北朝鮮の金正恩国務委員長が20日、娘ジュエ氏と共に三池淵ミルヨンホテルの竣工式に出席し、室内の温泉施設を視察している。娘ジュエ氏が金委員長の肩に手をのせて立っている。 [朝鮮中央テレビ=聯合ニュース]
朝鮮中央テレビが23日に報道した白頭山(ペクドゥサン)付近の三池淵(サムジヨン)観光地区ホテル竣工式の映像には、金委員長が行事に出席した中、娘ジュエ氏が同行する姿があった。ジュエ氏はナンバープレート「7・27 0001」の金委員長の専用車(アウルス)に共に乗り、行事現場でも金委員長と並んで歩いたり手を組んで肩に手をのせたりするなど親密な親子関係を演出した。北朝鮮メディアがこれを繰り返し露出した点については意図的な演出という解釈が出ている。

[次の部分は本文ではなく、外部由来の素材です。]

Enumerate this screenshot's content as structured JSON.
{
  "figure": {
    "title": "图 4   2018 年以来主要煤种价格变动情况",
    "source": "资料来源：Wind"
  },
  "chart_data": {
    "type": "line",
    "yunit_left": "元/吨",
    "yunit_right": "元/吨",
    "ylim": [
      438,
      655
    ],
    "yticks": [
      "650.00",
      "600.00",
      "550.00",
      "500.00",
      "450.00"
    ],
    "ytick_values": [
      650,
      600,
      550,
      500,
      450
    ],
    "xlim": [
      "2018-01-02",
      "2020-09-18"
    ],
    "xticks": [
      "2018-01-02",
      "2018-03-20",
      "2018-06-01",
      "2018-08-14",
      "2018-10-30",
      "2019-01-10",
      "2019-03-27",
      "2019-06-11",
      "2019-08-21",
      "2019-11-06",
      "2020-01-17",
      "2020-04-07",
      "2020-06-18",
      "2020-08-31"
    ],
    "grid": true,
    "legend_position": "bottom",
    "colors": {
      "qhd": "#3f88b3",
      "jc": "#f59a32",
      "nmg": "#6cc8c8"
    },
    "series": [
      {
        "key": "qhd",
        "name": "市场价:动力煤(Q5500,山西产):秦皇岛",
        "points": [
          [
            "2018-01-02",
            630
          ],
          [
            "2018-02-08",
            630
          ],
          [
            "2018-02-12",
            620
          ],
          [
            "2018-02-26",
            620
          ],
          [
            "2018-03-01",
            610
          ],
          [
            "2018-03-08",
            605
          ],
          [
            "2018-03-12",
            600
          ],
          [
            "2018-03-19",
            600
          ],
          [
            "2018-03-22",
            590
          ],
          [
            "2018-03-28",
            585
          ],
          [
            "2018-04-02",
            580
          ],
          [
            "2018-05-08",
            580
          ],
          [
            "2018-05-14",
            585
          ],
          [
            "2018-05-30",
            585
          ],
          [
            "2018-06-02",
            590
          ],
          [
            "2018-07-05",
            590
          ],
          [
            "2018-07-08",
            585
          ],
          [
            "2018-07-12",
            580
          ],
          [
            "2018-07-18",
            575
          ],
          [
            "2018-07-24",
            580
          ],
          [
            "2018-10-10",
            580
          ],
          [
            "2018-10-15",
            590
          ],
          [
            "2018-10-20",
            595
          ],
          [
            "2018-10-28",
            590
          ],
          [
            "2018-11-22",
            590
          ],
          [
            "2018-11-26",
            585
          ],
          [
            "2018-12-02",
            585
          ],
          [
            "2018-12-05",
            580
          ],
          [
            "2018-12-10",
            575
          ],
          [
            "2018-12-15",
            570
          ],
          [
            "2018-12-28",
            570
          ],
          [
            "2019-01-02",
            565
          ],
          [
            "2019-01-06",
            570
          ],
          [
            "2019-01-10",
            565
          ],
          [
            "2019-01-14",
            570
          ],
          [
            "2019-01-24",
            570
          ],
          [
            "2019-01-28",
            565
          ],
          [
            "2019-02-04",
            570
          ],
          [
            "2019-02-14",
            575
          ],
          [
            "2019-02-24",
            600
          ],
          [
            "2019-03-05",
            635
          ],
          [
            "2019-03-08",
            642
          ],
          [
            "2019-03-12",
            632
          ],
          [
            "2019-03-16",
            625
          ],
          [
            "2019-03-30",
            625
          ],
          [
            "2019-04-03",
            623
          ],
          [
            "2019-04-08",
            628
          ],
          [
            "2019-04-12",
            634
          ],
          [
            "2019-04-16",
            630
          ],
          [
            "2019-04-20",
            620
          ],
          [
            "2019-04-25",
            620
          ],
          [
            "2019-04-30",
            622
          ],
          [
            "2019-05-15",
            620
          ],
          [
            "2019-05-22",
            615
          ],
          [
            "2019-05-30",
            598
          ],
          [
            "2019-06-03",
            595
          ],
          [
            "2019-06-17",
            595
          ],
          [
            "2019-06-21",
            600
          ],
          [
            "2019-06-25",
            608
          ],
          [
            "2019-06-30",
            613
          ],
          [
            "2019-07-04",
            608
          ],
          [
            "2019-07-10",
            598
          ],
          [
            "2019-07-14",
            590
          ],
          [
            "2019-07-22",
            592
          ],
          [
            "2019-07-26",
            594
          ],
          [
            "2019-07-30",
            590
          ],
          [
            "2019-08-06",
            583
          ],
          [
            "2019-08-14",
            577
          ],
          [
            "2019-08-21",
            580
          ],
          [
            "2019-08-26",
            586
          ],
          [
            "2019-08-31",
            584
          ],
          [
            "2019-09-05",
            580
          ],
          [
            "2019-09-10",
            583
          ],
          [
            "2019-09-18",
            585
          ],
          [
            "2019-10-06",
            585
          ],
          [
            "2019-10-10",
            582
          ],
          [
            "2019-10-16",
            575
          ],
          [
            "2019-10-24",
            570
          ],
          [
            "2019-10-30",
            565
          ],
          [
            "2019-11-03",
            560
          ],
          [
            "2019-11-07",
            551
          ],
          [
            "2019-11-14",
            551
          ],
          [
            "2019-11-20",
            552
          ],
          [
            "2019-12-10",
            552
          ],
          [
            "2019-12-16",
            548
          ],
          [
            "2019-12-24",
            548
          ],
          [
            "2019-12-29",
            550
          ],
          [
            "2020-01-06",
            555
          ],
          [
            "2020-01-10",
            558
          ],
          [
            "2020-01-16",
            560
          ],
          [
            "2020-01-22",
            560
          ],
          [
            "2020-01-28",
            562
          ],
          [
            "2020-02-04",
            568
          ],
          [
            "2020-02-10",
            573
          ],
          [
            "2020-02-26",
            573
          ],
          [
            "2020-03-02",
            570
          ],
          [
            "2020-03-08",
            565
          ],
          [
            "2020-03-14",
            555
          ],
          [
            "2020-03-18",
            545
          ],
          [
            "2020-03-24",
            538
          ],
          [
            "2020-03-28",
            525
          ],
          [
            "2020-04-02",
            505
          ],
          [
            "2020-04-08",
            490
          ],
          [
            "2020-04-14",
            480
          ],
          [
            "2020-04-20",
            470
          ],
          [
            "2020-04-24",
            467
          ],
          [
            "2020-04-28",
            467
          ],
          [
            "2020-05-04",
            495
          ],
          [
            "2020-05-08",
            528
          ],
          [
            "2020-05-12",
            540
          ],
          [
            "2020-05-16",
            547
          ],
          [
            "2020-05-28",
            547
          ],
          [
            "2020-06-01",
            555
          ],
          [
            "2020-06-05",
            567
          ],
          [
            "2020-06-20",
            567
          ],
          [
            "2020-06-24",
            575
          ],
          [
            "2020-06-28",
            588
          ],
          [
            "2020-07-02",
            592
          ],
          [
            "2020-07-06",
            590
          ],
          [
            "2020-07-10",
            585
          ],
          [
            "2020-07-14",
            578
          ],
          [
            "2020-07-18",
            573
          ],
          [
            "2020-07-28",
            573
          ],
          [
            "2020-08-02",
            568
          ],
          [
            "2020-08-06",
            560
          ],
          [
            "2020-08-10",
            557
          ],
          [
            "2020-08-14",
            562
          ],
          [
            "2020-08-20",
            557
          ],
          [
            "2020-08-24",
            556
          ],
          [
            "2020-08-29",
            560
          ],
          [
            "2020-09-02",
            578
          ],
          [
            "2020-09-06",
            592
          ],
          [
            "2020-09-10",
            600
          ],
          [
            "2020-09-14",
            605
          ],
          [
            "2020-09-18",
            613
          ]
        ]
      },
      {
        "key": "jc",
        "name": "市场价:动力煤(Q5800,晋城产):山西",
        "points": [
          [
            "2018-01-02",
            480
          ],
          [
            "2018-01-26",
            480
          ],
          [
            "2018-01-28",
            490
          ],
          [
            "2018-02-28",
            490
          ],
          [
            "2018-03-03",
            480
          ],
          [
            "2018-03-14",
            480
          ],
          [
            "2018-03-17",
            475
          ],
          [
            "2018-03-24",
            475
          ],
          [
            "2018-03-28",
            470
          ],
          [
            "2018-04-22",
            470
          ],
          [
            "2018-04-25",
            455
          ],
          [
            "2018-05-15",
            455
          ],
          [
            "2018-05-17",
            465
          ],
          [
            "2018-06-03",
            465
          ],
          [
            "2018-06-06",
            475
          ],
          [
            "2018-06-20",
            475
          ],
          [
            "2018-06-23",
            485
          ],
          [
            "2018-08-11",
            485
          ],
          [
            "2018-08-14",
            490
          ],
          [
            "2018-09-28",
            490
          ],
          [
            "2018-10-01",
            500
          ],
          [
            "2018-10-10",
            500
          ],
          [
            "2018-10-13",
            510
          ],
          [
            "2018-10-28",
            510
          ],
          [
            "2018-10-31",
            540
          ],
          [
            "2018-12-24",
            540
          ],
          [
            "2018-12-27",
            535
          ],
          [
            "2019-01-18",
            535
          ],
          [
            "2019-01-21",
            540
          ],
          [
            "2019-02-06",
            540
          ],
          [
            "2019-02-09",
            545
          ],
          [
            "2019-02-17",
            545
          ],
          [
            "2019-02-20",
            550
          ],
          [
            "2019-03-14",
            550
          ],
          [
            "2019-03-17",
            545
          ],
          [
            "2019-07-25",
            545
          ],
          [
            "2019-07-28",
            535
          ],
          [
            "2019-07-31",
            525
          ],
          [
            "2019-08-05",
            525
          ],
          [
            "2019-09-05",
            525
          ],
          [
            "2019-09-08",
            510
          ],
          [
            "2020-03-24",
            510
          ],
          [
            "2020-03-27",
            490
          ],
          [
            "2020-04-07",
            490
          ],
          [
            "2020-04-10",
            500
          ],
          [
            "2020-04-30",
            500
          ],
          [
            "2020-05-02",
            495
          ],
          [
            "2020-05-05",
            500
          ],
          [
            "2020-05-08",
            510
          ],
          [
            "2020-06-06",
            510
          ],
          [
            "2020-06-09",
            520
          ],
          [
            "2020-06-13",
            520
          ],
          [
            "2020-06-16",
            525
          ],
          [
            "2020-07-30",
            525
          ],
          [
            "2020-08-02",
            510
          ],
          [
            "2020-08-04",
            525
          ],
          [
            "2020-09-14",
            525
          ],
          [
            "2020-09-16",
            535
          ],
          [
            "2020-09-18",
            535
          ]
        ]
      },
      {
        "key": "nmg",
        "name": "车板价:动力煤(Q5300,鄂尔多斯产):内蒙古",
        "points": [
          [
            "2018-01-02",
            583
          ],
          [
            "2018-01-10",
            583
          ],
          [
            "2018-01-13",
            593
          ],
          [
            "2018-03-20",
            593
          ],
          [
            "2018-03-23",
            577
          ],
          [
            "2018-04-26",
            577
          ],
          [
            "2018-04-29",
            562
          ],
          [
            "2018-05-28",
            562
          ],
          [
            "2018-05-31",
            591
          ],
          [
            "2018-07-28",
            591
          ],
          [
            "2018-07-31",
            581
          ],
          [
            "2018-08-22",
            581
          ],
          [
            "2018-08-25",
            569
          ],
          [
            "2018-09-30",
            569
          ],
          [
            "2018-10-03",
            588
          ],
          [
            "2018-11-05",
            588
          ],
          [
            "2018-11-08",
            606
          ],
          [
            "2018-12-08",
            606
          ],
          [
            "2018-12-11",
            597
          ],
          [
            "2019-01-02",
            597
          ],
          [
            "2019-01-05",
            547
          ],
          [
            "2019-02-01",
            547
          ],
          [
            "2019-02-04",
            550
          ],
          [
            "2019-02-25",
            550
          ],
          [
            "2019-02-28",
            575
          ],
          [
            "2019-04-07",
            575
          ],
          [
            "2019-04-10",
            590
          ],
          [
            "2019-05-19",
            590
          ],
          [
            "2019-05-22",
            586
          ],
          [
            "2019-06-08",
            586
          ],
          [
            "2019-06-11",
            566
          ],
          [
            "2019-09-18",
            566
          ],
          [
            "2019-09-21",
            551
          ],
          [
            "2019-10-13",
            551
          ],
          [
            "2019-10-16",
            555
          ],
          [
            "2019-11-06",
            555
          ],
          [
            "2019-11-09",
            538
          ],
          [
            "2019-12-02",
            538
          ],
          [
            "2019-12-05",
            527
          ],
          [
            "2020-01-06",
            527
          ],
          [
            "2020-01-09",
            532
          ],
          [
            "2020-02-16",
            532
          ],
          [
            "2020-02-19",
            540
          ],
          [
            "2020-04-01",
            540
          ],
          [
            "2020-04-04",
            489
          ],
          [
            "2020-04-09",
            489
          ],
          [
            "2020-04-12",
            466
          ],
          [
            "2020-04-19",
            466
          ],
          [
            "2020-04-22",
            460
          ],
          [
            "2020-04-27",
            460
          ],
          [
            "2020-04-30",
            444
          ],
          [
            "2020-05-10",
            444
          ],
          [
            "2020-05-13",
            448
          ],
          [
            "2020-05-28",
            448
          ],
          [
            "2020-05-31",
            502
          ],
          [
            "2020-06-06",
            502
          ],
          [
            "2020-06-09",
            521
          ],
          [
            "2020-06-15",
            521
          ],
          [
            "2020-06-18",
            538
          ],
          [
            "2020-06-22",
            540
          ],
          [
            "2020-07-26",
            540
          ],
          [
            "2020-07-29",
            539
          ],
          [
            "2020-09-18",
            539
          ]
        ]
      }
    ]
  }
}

ジュエ氏の公開日程は最近さらに頻繁になった。9月の金委員長の中国訪問以降しばらく姿を現していなかったが、先月28日の空軍節記念行事をはじめ、今月に入って地方工場・ホテル竣工式に3回同行した。軍事分野を越えて民生・経済現場にまで同行する範囲が広がり、「核心随行員」になっているという評価だ。
儀典でも変化が感知される。金委員長の儀典を担当する玄松月(ヒョン・ソンウォル)労働党副部長が行事場所でジュエ氏に座る席を案内する場面があった。服装も高いハイヒールと毛皮のコートなど以前より成熟したイメージで演出された。
半面、金委員長の妻の李雪主(イ・ソルジュ)氏は公式行事に出席したものの相対的に後方に移動したりして画面の露出が制限され、娘のジュエ氏を浮き彫りにする構図という分析が出ている。今回の行事では崔善姫(チェ・ソンヒ)外相も金委員長親子と比較的近い距離で随行する姿が見られ、観光産業活性化と外国人誘致メッセージを念頭に置いた人選という解釈も出ている。
慶南大のイム・ウルチュル極東問題研究所教授は「経済成果を決算する時期にジュエ氏を前面に登場させ、すべての治功が『金正恩-キム・ジュエ』とつながる白頭血統の領導を強化している」とし「最近の動きを見ると、単なる『お子様』レベルを越えて国政全般を準備する次世代指導者として浮き彫りになっている」と分析した。また「近づく第9回党大会で公式的に職位を受ける可能性も排除できない」という見方を示した。